According to the Kalpa Sutra, Naigamesha, on the orders of the king of the gods Indra, transferred the embryo of the Tirthankara Mahavira from the womb of the Brahmin (priest class) woman Devananda to the Kshatriya (ruling caste) Trishala, who finally delivers Mahavira. According to the Śvetāmbara text Neminanathacharita, which recalls the life of the Tirthankara Neminatha, Krishna – a cousin of Neminatha and generally venerated as Hindu deity – worships Naigamesha to beget a son from his second wife Satyabhama; a son who equals his first-born Pradyumna, from his first wife Rukmini. Other texts portray Satyabhama praying to the deity.

=== Hinduism ===
In Hinduism, Naigamesha is associated with Kartikeya, the god of war and is frequently mentioned as Naigameya. Naigamesha is an epithet and a form of Kartikeya, where he is generally depicted goat-headed.

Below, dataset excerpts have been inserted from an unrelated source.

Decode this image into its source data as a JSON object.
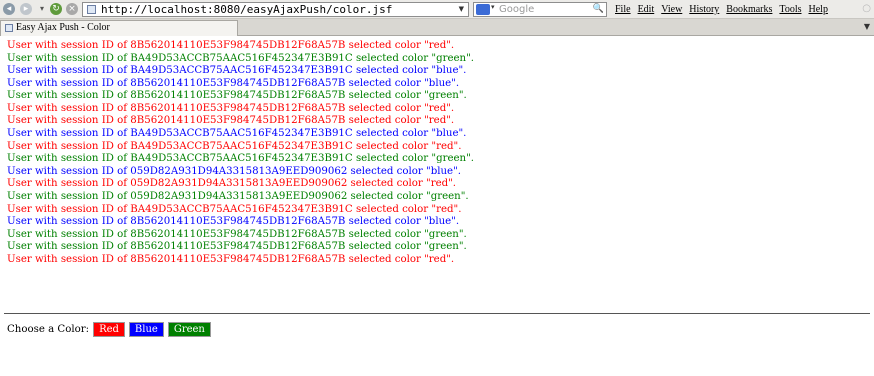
{
  "browser": {
    "url": "http://localhost:8080/easyAjaxPush/color.jsf",
    "search_placeholder": "Google",
    "menu": [
      "File",
      "Edit",
      "View",
      "History",
      "Bookmarks",
      "Tools",
      "Help"
    ],
    "tab_title": "Easy Ajax Push - Color"
  },
  "colors": {
    "red": "#ff0000",
    "green": "#008000",
    "blue": "#0000ff"
  },
  "log": [
    {
      "text": "User with session ID of 8B562014110E53F984745DB12F68A57B selected color \"red\".",
      "color": "red"
    },
    {
      "text": "User with session ID of BA49D53ACCB75AAC516F452347E3B91C selected color \"green\".",
      "color": "green"
    },
    {
      "text": "User with session ID of BA49D53ACCB75AAC516F452347E3B91C selected color \"blue\".",
      "color": "blue"
    },
    {
      "text": "User with session ID of 8B562014110E53F984745DB12F68A57B selected color \"blue\".",
      "color": "blue"
    },
    {
      "text": "User with session ID of 8B562014110E53F984745DB12F68A57B selected color \"green\".",
      "color": "green"
    },
    {
      "text": "User with session ID of 8B562014110E53F984745DB12F68A57B selected color \"red\".",
      "color": "red"
    },
    {
      "text": "User with session ID of 8B562014110E53F984745DB12F68A57B selected color \"red\".",
      "color": "red"
    },
    {
      "text": "User with session ID of BA49D53ACCB75AAC516F452347E3B91C selected color \"blue\".",
      "color": "blue"
    },
    {
      "text": "User with session ID of BA49D53ACCB75AAC516F452347E3B91C selected color \"red\".",
      "color": "red"
    },
    {
      "text": "User with session ID of BA49D53ACCB75AAC516F452347E3B91C selected color \"green\".",
      "color": "green"
    },
    {
      "text": "User with session ID of 059D82A931D94A3315813A9EED909062 selected color \"blue\".",
      "color": "blue"
    },
    {
      "text": "User with session ID of 059D82A931D94A3315813A9EED909062 selected color \"red\".",
      "color": "red"
    },
    {
      "text": "User with session ID of 059D82A931D94A3315813A9EED909062 selected color \"green\".",
      "color": "green"
    },
    {
      "text": "User with session ID of BA49D53ACCB75AAC516F452347E3B91C selected color \"red\".",
      "color": "red"
    },
    {
      "text": "User with session ID of 8B562014110E53F984745DB12F68A57B selected color \"blue\".",
      "color": "blue"
    },
    {
      "text": "User with session ID of 8B562014110E53F984745DB12F68A57B selected color \"green\".",
      "color": "green"
    },
    {
      "text": "User with session ID of 8B562014110E53F984745DB12F68A57B selected color \"green\".",
      "color": "green"
    },
    {
      "text": "User with session ID of 8B562014110E53F984745DB12F68A57B selected color \"red\".",
      "color": "red"
    }
  ],
  "chooser": {
    "label": "Choose a Color:",
    "buttons": [
      {
        "label": "Red",
        "color": "red"
      },
      {
        "label": "Blue",
        "color": "blue"
      },
      {
        "label": "Green",
        "color": "green"
      }
    ]
  }
}
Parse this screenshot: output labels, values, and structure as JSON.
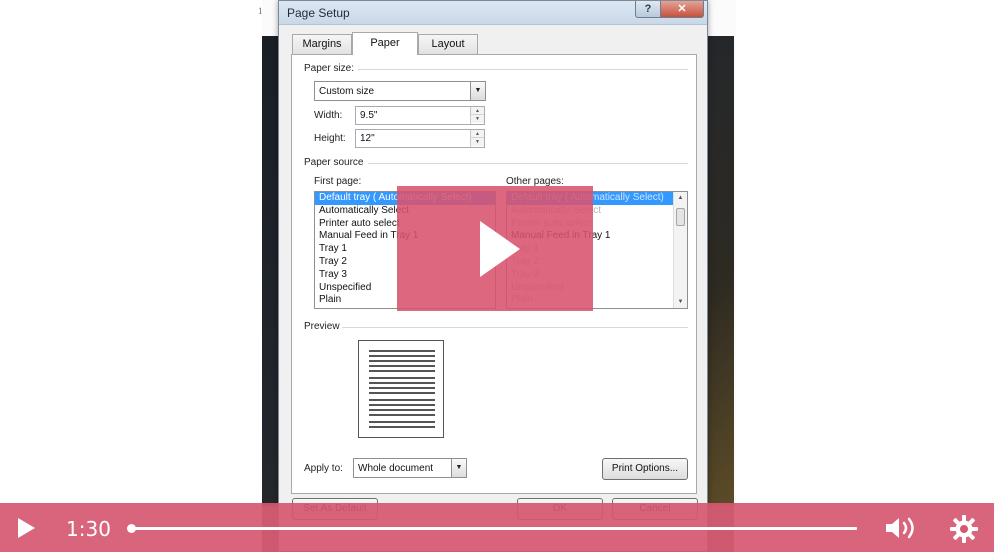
{
  "page": {
    "page_number": "1"
  },
  "dialog": {
    "title": "Page Setup",
    "help_glyph": "?",
    "close_glyph": "✕",
    "tabs": [
      {
        "label": "Margins",
        "active": false
      },
      {
        "label": "Paper",
        "active": true
      },
      {
        "label": "Layout",
        "active": false
      }
    ],
    "paper_size": {
      "section_label": "Paper size:",
      "selected": "Custom size",
      "width_label": "Width:",
      "width_value": "9.5\"",
      "height_label": "Height:",
      "height_value": "12\""
    },
    "paper_source": {
      "section_label": "Paper source",
      "first_page_label": "First page:",
      "other_pages_label": "Other pages:",
      "first_page_items": [
        "Default tray ( Automatically Select)",
        "Automatically Select",
        "Printer auto select",
        "Manual Feed in Tray 1",
        "Tray 1",
        "Tray 2",
        "Tray 3",
        "Unspecified",
        "Plain"
      ],
      "other_pages_items": [
        "Default tray ( Automatically Select)",
        "Automatically Select",
        "Printer auto select",
        "Manual Feed in Tray 1",
        "Tray 1",
        "Tray 2",
        "Tray 3",
        "Unspecified",
        "Plain"
      ],
      "selected_index": 0
    },
    "preview": {
      "section_label": "Preview"
    },
    "apply_to": {
      "label": "Apply to:",
      "selected": "Whole document"
    },
    "buttons": {
      "print_options": "Print Options...",
      "set_as_default": "Set As Default",
      "ok": "OK",
      "cancel": "Cancel"
    }
  },
  "player": {
    "time": "1:30",
    "progress": 0.0,
    "accent_color": "#d6586e"
  }
}
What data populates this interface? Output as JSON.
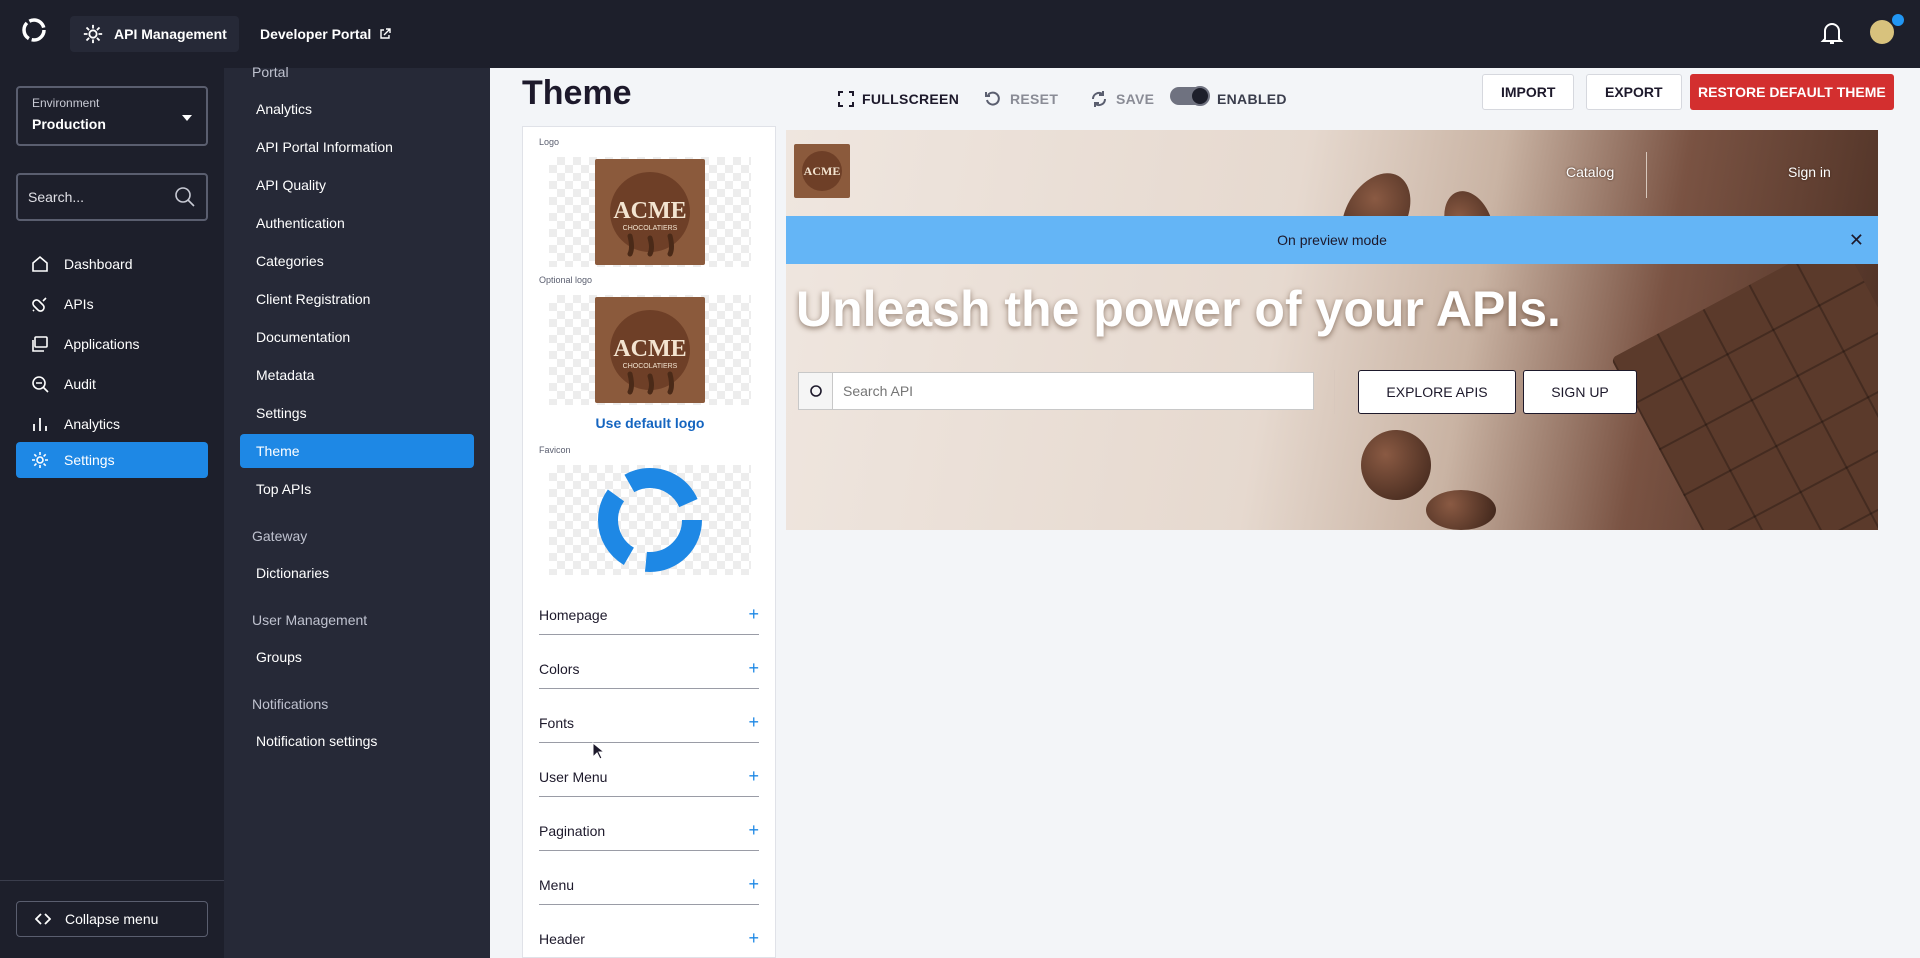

In other instances, Naigamesha is described as the son or brother of the war god. Hindu texts like the Brahmanas, the Grihya sutras and medicinal texts mention a similar deity with a ram's head. As a fearsome follower of Kartikeya, Naigamesha was feared and worshipped to ward off evil. Later, he evolved into the patron of childbirth.

==Iconography==
Depictions of Naigamesha are rare and are generally confined to North India and the pre-third century era. They are many depictions of the deity found in the region around Mathura, dating from the 1st–3rd century.
Terracotta figurines of Naigamesha from 2nd century BCE to 4th century CE are also been discovered.

In a 1st–3rd century depiction from Kankali Tila near Mathura (currently in Mathura Museum), Naigamesha is depicted with a goat's head and short, backward turning horns, a long beard (goatee) and "drooping" ears. Another sculpture from the 10th–13th century depicts him in the company of Hindu deities. The group of seven Hindu mother-goddesses, the Saptamatrika – who are associated with children – are surrounded by their usual companions Shiva and Ganesha as well as Naigamesha. The goat-features mirror the earlier depiction. In addition, Naigamesha is depicted with three children; one held in his left arm, another seated near his left foot and a third standing near the right leg, which conveys his association with children.

Besides his goat-head, Naigamesha may also be shown having a deer head and may be depicted transferring the embryo of Mahavira in narrative panels. He is also depicted as seated on a throne, flanked by children on his lap or shoulders. Female attendants or a goat-headed woman sometimes accompany the god.